UNTL is famed for its ability to survive having managed to remain in business in spite of the turbulent times that enveloped the textile sector for many years. Before its closure, the company produced at 30% installed capacity as many of the workers were sent away on compulsory leave. Some 200 other textile companies in the country have suffered similar fate in the past. Analysts say that the textile sector had played significant role in the economy of the country.

The Government has now placed a ban on imported fabrics. The Government has also directed that all para-military services must source their uniforms from Nigerian textiles. To enforce compliance, the Government ordered raids on warehouses to seize contraband textile goods. Early in 2006, the Government initiated a N70 billion credit facility for revamping of textile industries.

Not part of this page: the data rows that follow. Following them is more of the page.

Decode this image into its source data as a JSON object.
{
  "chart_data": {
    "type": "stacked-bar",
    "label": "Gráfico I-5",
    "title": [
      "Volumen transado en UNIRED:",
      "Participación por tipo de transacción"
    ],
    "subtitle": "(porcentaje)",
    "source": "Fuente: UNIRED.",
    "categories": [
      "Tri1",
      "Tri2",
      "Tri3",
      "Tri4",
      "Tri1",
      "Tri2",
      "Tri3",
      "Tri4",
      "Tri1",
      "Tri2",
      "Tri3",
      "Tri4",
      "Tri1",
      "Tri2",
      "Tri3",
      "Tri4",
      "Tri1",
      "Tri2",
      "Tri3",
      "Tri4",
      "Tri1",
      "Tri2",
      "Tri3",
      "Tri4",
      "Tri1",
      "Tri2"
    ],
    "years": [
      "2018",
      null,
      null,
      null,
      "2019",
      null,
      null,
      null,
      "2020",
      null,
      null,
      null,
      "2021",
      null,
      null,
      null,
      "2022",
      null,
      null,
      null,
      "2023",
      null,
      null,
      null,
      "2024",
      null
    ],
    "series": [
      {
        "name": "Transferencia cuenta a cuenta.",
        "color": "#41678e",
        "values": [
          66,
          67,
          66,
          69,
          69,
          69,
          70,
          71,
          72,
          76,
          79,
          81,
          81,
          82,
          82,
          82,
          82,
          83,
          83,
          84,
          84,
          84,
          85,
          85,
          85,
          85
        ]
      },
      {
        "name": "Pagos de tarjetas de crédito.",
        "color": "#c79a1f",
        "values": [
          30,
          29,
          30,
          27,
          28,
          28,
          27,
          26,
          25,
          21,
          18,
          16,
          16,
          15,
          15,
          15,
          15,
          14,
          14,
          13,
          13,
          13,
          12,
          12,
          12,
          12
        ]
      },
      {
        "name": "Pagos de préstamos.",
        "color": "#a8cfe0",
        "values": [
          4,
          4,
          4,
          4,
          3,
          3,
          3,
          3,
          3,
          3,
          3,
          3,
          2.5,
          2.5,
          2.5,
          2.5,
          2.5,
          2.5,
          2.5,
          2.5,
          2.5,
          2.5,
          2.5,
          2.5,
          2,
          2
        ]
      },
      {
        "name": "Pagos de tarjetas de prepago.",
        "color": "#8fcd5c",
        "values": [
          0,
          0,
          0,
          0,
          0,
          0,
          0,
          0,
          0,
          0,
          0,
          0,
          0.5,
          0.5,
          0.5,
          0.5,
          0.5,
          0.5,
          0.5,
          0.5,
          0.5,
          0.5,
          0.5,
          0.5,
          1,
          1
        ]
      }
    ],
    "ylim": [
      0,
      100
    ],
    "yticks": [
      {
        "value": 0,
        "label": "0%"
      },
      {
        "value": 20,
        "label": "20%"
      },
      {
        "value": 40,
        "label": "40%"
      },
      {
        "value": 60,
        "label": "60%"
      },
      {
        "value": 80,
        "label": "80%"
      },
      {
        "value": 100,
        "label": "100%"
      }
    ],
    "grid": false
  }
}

The Federal Government has resolved to revive the ailing textile industry, said Minister of State for Commerce and Industry, Ahmed Garba Bichi.

The Minister, while visiting the United Nigeria Textile Plc Kaduna (UNT) stated that Small and Medium Enterprises Agency of Nigeria and the Bank of Industry are mobilized to revive the textile industry of Nigeria.

Assistant General Manager Industrial Relations UNT, Senator Walid Jibril informed the Minister with the number of problems ranging from erratic supply of electricity, unfavourable Government policies and fake products, insufficient supply of Black Oil (LPFO) to unfair competition between locally manufactured and smuggled fabrics led to the collapse and eventually the closure of textile companies.

Following the situation, the Minister was sad that the only surviving major textile manufacturing company in Kaduna had to be closed down due to high cost of production and maintenance of equipment and machineries. However, it would be impossible for the Government to achieve the set goal of 13% growth rate in the present development without reviving and sustaining the textile industry.